O piso que aqui chamaremos de piso inferior é onde se encontra o atual estacionamento, enquanto o piso superior conserva uma das estruturas do antigo Cine Paissandú – suas arquibancadas (agora já sem assentos), o palco e a parede decorada que emolduraram o que um dia foi uma tela de projeção. Em uma das paredes do piso inferior, Cezar projeta Paissandú Drive-In, resultado de uma montagem audiovisual realizada a partir de colagem de tomadas de câmeras com perspectivas de carros que avançam pelas estradas. Para essa instalação, o cenário de estacionamento, com mínimas intervenções, mantém-se preservado em seu uso cotidiano, sendo composto pelos veículos estacionados e vazios dos frequentadores habituais. Saímos dessa “sala de projeção” com a impressão um tanto humorada de que o filme aí projetado foi feito à medida para esses veículos, que podem agora se imaginar em movimento pelos mais variados cenários e vivendo, por fim, outra vida. Ao acessarmos esse piso, é inevitável pensar no drive-in, tão popularizado nos Estados Unidos dos anos 1950 e 1960 como expressão da cultura de massa e hoje praticamente obsoleto por ter cedido às irrefreáveis pressões do mercado imobiliário – que transformou em empreendimentos mais lucrativos os amplos terrenos “vazios” antes dedicados às sessões – e pela concorrência com os grandes marketplaces normalmente instalados em shopping centers.


O piso superior, outrora sala de cinema, foi desativado no início dos anos 2000 e, desde então, está entregue à sua sorte, ou seja, a um avanço de deterioração que só não foi mais radical porque esteve protegido, em sua própria escuridão, das intempéries naturais.

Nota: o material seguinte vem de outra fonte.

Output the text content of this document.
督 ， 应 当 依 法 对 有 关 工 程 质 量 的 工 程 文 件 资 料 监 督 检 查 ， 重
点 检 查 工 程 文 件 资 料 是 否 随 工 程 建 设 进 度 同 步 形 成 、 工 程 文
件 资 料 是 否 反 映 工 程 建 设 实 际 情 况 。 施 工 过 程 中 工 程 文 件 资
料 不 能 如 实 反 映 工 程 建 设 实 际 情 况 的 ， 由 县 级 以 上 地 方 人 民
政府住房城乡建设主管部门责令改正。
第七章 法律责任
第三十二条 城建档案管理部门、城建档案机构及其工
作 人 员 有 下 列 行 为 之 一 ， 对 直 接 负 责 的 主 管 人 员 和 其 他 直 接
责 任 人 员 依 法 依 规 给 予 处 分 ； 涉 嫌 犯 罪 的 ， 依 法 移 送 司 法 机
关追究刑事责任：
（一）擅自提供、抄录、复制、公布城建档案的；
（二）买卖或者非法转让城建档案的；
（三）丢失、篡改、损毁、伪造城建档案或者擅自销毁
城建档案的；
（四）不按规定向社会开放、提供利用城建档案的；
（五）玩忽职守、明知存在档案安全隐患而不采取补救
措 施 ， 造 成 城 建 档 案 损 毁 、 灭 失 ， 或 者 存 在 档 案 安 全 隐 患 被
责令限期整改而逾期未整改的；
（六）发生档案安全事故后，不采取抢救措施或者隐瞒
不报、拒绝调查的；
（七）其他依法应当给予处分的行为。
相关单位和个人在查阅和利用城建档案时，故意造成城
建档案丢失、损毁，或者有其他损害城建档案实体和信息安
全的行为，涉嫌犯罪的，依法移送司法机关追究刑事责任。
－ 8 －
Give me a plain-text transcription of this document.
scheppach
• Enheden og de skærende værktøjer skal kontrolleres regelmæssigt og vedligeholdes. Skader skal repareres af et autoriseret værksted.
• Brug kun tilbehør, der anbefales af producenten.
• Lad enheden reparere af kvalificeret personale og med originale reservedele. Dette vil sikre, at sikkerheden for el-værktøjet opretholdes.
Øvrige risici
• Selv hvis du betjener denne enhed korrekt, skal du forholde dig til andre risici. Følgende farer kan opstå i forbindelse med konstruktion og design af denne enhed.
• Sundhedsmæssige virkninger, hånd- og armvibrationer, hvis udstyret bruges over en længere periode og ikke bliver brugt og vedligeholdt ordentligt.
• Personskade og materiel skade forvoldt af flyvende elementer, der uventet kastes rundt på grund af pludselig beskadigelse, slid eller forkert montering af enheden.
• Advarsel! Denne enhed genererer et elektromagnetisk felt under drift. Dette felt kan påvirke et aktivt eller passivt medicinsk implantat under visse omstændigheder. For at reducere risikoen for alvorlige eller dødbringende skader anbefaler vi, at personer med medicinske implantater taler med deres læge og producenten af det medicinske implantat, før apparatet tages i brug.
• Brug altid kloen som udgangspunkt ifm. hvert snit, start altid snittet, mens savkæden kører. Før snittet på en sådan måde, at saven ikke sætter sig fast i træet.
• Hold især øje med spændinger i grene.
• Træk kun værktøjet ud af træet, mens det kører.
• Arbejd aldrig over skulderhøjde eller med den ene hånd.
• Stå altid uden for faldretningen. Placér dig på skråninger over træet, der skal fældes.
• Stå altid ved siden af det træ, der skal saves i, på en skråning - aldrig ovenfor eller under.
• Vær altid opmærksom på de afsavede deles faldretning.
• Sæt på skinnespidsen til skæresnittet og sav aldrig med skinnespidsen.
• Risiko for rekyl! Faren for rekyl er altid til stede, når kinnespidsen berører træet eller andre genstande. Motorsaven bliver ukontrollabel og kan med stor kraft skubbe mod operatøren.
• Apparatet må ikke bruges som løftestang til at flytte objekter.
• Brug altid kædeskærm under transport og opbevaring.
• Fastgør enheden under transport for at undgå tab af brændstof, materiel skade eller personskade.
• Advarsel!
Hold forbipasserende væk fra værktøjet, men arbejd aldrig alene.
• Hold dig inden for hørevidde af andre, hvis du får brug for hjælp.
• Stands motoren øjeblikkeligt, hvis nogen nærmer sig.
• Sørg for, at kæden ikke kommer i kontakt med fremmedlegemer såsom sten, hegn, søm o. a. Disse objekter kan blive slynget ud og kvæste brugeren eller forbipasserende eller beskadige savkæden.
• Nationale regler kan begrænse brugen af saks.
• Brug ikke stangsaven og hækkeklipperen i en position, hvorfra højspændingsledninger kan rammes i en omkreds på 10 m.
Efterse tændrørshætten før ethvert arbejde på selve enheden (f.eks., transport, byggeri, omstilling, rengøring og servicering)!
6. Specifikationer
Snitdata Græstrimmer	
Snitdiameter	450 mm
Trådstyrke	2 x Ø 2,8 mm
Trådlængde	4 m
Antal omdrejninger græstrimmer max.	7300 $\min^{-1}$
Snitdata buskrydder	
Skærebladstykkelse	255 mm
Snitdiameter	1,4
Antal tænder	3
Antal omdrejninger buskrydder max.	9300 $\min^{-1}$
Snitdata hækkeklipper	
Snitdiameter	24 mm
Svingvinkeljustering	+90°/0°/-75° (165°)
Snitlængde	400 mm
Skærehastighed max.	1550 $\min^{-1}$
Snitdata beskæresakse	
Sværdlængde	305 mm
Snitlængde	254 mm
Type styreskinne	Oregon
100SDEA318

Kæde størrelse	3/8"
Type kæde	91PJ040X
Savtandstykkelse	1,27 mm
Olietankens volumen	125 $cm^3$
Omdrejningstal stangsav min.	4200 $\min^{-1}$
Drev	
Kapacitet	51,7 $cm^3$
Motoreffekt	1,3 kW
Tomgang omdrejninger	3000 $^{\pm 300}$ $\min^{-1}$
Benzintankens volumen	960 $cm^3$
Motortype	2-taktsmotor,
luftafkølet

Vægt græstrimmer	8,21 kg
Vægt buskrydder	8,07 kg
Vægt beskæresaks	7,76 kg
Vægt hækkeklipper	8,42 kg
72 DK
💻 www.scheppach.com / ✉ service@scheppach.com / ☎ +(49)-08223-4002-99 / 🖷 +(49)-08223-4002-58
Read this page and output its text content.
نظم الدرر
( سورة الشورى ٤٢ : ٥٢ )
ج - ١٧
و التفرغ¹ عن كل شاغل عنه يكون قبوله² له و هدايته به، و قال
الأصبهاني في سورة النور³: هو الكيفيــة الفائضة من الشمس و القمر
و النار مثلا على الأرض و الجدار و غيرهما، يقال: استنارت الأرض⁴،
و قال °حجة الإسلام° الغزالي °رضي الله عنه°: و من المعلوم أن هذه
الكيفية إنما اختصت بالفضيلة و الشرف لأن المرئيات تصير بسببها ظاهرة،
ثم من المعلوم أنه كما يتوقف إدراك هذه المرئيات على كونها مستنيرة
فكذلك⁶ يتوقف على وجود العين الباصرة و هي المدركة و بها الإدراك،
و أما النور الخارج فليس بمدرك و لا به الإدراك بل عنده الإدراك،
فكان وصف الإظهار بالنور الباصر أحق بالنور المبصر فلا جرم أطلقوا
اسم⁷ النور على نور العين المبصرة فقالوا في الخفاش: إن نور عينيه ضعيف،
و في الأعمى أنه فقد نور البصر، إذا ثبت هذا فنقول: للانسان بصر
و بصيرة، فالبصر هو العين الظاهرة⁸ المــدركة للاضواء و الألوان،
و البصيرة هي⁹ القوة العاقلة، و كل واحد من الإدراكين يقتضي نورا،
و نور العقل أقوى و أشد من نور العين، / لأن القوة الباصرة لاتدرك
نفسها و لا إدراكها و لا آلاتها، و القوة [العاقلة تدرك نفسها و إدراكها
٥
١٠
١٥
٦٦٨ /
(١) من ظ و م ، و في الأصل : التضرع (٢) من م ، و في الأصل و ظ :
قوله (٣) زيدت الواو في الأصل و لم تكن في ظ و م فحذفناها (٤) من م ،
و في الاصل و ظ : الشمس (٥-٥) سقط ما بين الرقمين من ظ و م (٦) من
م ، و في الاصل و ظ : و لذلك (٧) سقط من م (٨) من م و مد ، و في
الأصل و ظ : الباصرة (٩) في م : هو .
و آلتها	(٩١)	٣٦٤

Trabalhando com a ausência da tela original dessa sala, Cezar instala uma tela alternativa, feita de material usado para construção civil, uma tela portanto fantasmagórica devido à transparência do material com que é fabricada. Nessa tela, instalada à distância da tela original, e mais próxima ao espectador, é projetado Caverna Fantasma, filme produzido especialmente para a ocasião, em que vemos simulado, por guias focais de iluminação, um enigmático passeio por entre as escadas, corredores e arquibancadas desse mesmo espaço em que o espectador se encontra. No filme, a ausência de corpos ou personagens cria uma sensação que leva o espectador a reconhecer a si mesmo em uma experiência formulada por um jogo cujos espectros são o próprio filme, o cinema, o espectador e, por fim, a cena como um todo.

Ao se propor o desafio de montar Caverna Fantasma nos espaços do Cine Paissandú – espaços que intimidam não apenas por sua grandiosidade arquitetônica, mas também pela atual função utilitária que assumiram –, Cezar opta por uma estratégia ousada e precisa. Recorrendo à técnica da mise en abyme, a artista projeta o cinema dentro do próprio cinema: transforma a sala em estrutura narrativa e reflexiva, em cenário e discurso, em ruína e projeto. O que se vê é uma operação de autorrepresentação em que a linguagem audiovisual encena o espaço expositivo e o espaço expositivo torna-se suporte e argumento para o filme que o ocupa. Com artifícios contemporâneos, Cezar constrói gestos de vocação arqueológica. Nesse sentido, Caverna Fantasma não é apenas um comentário sobre o estado atual do Cine Paissandú, mas uma contribuição ao pensamento sobre o cinema como forma de arte exposta à deterioração, porém resistente, capaz de sobreviver e de se reformular técnica e ideologicamente diante das contingências da história presente e futura.